Orszak wystartował parę minut po godzinie 15:00 z rynku solnego w kierunku rynku. Ulicami w procesji przeszło kilkuset mieszkańców, wraz z wiernymi z nyskich parafii w procesji wziął udział ks. biskup Rudolf Pierskała, który w krótkim słowie pod bazyliką podkreślał, że o pokój nie należy walczyć, bo w walce zawsze ktoś cierpi. Według biskupa pokój należy mieć w sobie i nieść go w sercu.
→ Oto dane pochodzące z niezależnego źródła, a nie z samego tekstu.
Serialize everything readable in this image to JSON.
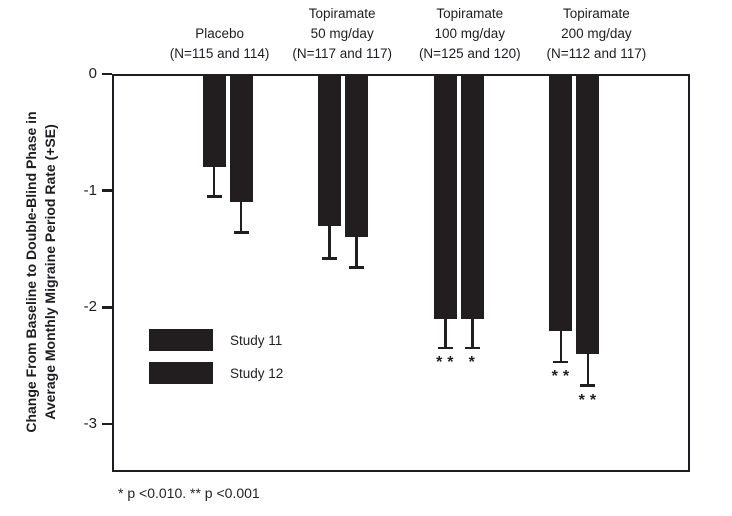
{
  "chart_data": {
    "type": "bar",
    "orientation": "vertical-downward",
    "title": "",
    "ylabel_lines": [
      "Change From Baseline to Double-Blind Phase in",
      "Average Monthly Migraine Period Rate (+SE)"
    ],
    "ylabel": "Change From Baseline to Double-Blind Phase in Average Monthly Migraine Period Rate (+SE)",
    "xlabel": "",
    "ylim": [
      -3.4,
      0
    ],
    "yticks": [
      0,
      -1,
      -2,
      -3
    ],
    "grid": false,
    "bar_color": "#221d1f",
    "legend_position": "inside lower-left",
    "groups": [
      {
        "id": "placebo",
        "label_lines": [
          "Placebo",
          "(N=115 and 114)"
        ]
      },
      {
        "id": "topiramate-50",
        "label_lines": [
          "Topiramate",
          "50 mg/day",
          "(N=117 and 117)"
        ]
      },
      {
        "id": "topiramate-100",
        "label_lines": [
          "Topiramate",
          "100 mg/day",
          "(N=125 and 120)"
        ]
      },
      {
        "id": "topiramate-200",
        "label_lines": [
          "Topiramate",
          "200 mg/day",
          "(N=112 and 117)"
        ]
      }
    ],
    "series": [
      {
        "name": "Study 11",
        "values": [
          -0.8,
          -1.3,
          -2.1,
          -2.2
        ],
        "se": [
          0.25,
          0.28,
          0.25,
          0.27
        ],
        "significance": [
          "",
          "",
          "**",
          "**"
        ]
      },
      {
        "name": "Study 12",
        "values": [
          -1.1,
          -1.4,
          -2.1,
          -2.4
        ],
        "se": [
          0.26,
          0.26,
          0.25,
          0.27
        ],
        "significance": [
          "",
          "",
          "*",
          "**"
        ]
      }
    ],
    "footnote": "* p <0.010. ** p <0.001"
  }
}
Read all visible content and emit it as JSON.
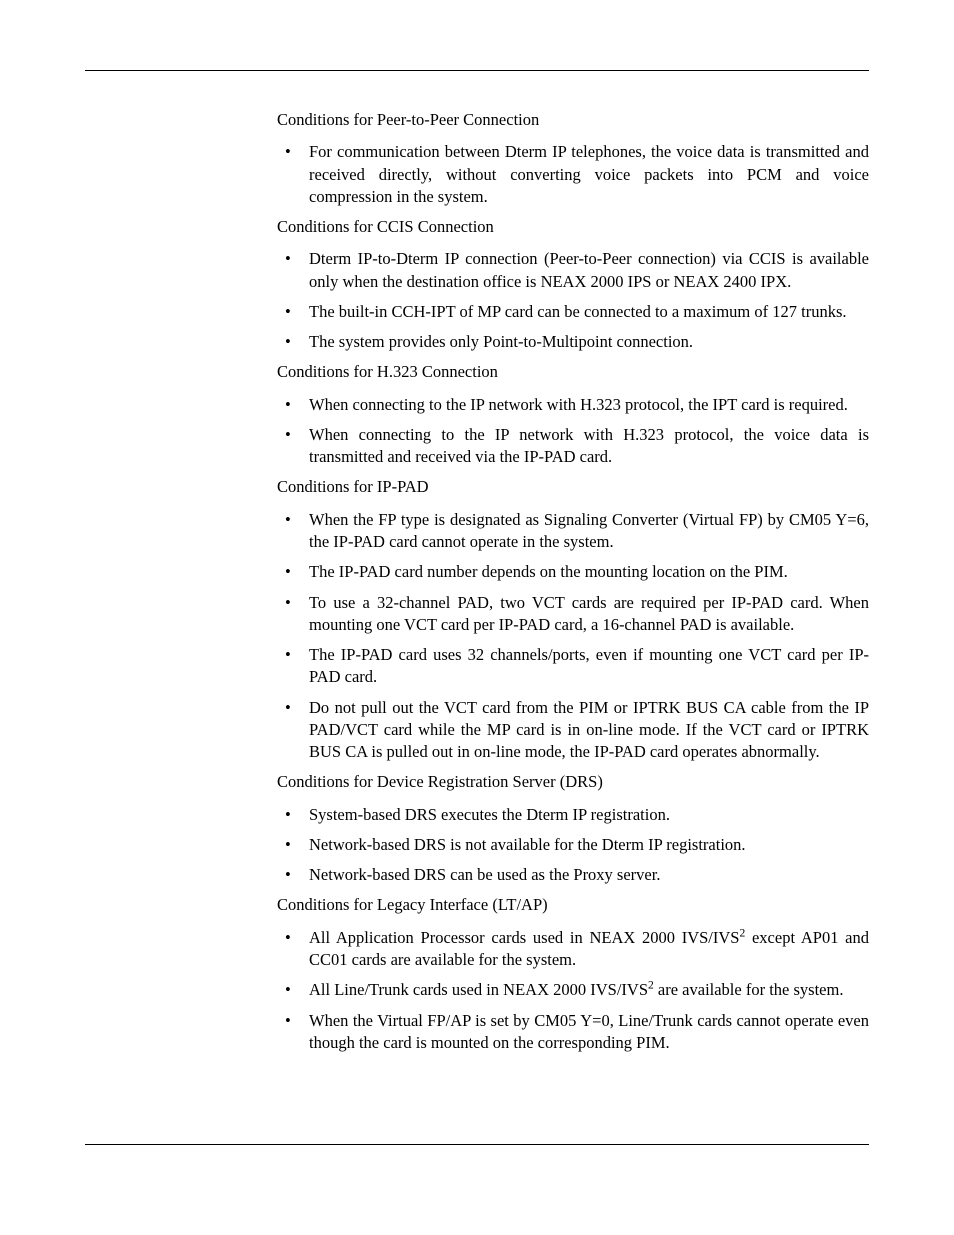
{
  "sections": [
    {
      "heading": "Conditions for Peer-to-Peer Connection",
      "items": [
        "For communication between Dterm IP telephones, the voice data is transmitted and received directly, without converting voice packets into PCM and voice compression in the system."
      ]
    },
    {
      "heading": "Conditions for CCIS Connection",
      "items": [
        "Dterm IP-to-Dterm IP connection (Peer-to-Peer connection) via CCIS is available only when the destination office is NEAX 2000 IPS or NEAX 2400 IPX.",
        "The built-in CCH-IPT of MP card can be connected to a maximum of 127 trunks.",
        "The system provides only Point-to-Multipoint connection."
      ]
    },
    {
      "heading": "Conditions for H.323 Connection",
      "items": [
        "When connecting to the IP network with H.323 protocol, the IPT card is required.",
        "When connecting to the IP network with H.323 protocol, the voice data is transmitted and received via the IP-PAD card."
      ]
    },
    {
      "heading": "Conditions for IP-PAD",
      "items": [
        "When the FP type is designated as Signaling Converter (Virtual FP) by CM05 Y=6, the IP-PAD card cannot operate in the system.",
        "The IP-PAD card number depends on the mounting location on the PIM.",
        "To use a 32-channel PAD, two VCT cards are required per IP-PAD card. When mounting one VCT card per IP-PAD card, a 16-channel PAD is available.",
        "The IP-PAD card uses 32 channels/ports, even if mounting one VCT card per IP-PAD card.",
        "Do not pull out the VCT card from the PIM or IPTRK BUS CA cable from the IP PAD/VCT card while the MP card is in on-line mode. If the VCT card or IPTRK BUS CA is pulled out in on-line mode, the IP-PAD card operates abnormally."
      ]
    },
    {
      "heading": "Conditions for Device Registration Server (DRS)",
      "items": [
        "System-based DRS executes the Dterm IP registration.",
        "Network-based DRS is not available for the Dterm IP registration.",
        "Network-based DRS can be used as the Proxy server."
      ]
    },
    {
      "heading": "Conditions for Legacy Interface (LT/AP)",
      "items": [
        "All Application Processor cards used in NEAX 2000 IVS/IVS__SUP2__ except AP01 and CC01 cards are available for the system.",
        "All Line/Trunk cards used in NEAX 2000 IVS/IVS__SUP2__ are available for the system.",
        "When the Virtual FP/AP is set by CM05 Y=0, Line/Trunk cards cannot operate even though the card is mounted on the corresponding PIM."
      ]
    }
  ],
  "bullet_char": "•"
}
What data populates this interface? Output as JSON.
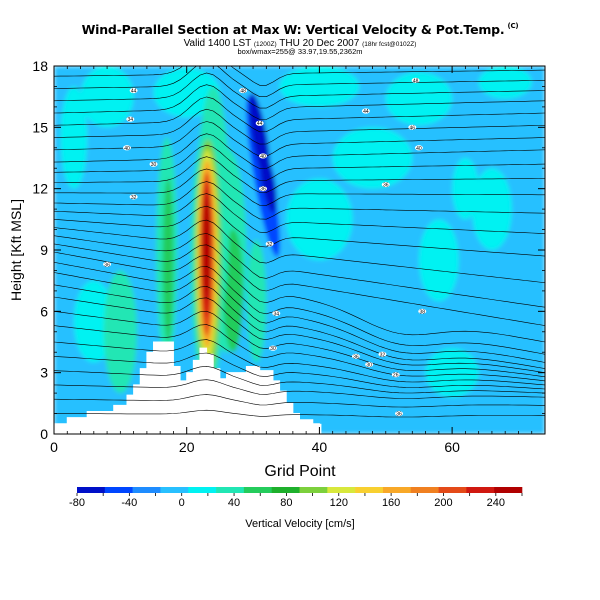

Tradycyjnie pod bazyliką Trzej Królowie złożyli symboliczne dary złota, kadzidła i mirry Jezusowi. Rytmiczne kolędy grane z ustawionej sceny pomagały się ogrzać i wysłuchać fragmentu ewangelii i doczekać do kulminacyjnych zimnych ogni i wypuszczenia w niebo kilkudziesięciu balonów napełnionych helem. Nie wszystkim udało się dotrwać do końca, bo zimny wiatr potęgował uczucie chłodu. Mimo trudnych warunków pogodowych niezastąpiony ksiądz Roman Dyjur, którego nigdy nie opuszcza poczucie humoru zadyrygował zebranymi tak by na hiszpańskie uno dos tres wszyscy jednocześnie pomyśleli życzenie i pozwolili balonikom ulecieć w niebo.
Kto wie może te życzenia trafią do innej części świata, a wraz z nimi chrześcijańskie przesłanie.